Stout Diplomat A dessert drink developed by San Francisco's Nopa restaurant for a beer-cocktail competition. The drink is likely to win fans on both sides of the beer/cocktail aisle, hence the name. Mix 2 tablespoons (1 ounce) mild dark rum, such as Diplomatico, and 1 tablespoon (1/2 ounce) Pedro Ximénez sherry in a glass. Add 12 tablespoons (6 ounces) chocolate or regular stout. All ingredients should be chilled for best results.
Turboshandy A modern variation of the Traditional Shandy (see below), this drink mixes equal parts beer with Smirnoff Ice and Mike's Hard Lemonade. If it were up to me, I would have named this drink "The Vomitron."
Beer + Non-Alcoholic Mixer Gettin' crazy with combinations - not with alcohol content.
Bee Sting Mix any dark beer with orange juice, half and half. Either the person that created this one used incredibly tart orange juice or has never been stung by a bee.
Broadway Allegedly this is popular in Japan. Mix beer and Cola half and half. This is the kind of drink I imagine being served at Comic Con. Man I love the Japanese.
Red Beer (a.k.a. Bloody Beer, Bloody Mary Beer, Red Rooster, You Mom, Ruddy Mary, Tomato Beer) This drink has more names than Sean "P. Diddy" Combs. Mix any beer and tomato juice, half and half. Add a splash of Tabasco if you like it spicy, and we know you do... Garnish similarly to a Bloody Mary.

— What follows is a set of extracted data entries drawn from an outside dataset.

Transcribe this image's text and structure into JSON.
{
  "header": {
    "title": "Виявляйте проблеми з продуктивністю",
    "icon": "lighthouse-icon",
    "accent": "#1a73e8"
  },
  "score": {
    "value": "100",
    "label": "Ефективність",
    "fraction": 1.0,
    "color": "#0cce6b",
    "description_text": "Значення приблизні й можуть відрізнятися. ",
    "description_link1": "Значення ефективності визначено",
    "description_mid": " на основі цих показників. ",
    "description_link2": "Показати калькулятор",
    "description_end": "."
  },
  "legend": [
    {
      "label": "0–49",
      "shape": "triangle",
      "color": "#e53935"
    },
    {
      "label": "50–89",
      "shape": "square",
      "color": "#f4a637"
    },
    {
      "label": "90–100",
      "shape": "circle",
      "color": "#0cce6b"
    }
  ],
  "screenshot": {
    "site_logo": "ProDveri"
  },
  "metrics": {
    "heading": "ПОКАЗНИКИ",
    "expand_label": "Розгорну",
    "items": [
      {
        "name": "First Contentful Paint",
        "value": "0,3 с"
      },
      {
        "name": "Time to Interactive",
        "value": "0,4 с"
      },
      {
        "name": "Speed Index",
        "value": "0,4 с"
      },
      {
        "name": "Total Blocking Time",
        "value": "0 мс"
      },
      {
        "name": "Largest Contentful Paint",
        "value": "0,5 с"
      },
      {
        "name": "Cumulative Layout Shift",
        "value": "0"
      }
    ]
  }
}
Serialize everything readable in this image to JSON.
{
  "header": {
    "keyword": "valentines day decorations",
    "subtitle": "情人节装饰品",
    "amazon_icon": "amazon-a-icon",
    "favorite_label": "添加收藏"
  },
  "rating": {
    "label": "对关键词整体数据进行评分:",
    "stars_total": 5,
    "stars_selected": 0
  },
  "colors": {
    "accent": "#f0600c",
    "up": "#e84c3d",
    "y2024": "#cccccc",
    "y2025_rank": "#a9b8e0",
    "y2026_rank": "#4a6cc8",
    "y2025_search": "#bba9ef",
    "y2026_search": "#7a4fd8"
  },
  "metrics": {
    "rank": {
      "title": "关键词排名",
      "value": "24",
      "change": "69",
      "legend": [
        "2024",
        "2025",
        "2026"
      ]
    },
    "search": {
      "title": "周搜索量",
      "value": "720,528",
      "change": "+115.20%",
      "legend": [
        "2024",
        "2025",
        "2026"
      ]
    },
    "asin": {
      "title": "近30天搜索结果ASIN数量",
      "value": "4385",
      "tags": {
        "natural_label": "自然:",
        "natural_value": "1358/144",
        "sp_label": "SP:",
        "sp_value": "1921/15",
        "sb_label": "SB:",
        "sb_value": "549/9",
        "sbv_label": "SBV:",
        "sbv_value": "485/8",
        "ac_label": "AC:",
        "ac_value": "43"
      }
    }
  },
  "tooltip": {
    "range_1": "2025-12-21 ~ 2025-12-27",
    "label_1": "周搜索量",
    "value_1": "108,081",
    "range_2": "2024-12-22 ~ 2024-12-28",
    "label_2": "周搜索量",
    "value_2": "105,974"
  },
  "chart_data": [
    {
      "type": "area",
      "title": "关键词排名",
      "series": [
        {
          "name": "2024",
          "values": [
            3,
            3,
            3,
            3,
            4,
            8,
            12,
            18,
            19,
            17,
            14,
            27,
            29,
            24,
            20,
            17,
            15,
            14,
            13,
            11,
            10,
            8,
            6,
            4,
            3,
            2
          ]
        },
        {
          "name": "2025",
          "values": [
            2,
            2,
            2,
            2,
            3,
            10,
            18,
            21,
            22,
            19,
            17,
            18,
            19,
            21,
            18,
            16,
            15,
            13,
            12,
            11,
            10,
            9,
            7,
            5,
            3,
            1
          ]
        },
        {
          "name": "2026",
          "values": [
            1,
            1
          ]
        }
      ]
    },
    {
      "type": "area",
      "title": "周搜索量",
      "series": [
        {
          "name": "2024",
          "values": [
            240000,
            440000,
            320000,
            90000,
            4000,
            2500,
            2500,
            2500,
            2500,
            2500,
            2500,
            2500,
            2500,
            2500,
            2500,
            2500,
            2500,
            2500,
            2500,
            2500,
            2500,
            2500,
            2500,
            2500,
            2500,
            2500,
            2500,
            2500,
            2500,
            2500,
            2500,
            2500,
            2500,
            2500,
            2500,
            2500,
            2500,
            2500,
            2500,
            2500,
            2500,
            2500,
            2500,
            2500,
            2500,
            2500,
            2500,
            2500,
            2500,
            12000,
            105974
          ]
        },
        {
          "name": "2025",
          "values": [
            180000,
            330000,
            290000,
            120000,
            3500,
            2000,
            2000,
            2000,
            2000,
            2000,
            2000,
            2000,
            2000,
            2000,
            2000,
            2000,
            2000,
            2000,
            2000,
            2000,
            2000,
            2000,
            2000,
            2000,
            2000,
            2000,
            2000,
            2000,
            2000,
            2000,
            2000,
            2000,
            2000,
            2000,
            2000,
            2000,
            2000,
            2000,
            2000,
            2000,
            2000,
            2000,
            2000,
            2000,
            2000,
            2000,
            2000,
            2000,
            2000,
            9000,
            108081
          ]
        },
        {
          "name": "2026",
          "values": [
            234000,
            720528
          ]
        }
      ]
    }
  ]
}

Shandy (a.k.a. Shandygaff) This drink dates back to 17th century England when the beer was not of the best quality and was flavored with a sweet lemon mixture. Fill a beer mug with a lager. Top with ginger ale or lemonade (or both).
Snakebite Mix a stout with cider, half and half. Again, I seriously doubt the recipe's author has never been bitten by a snake.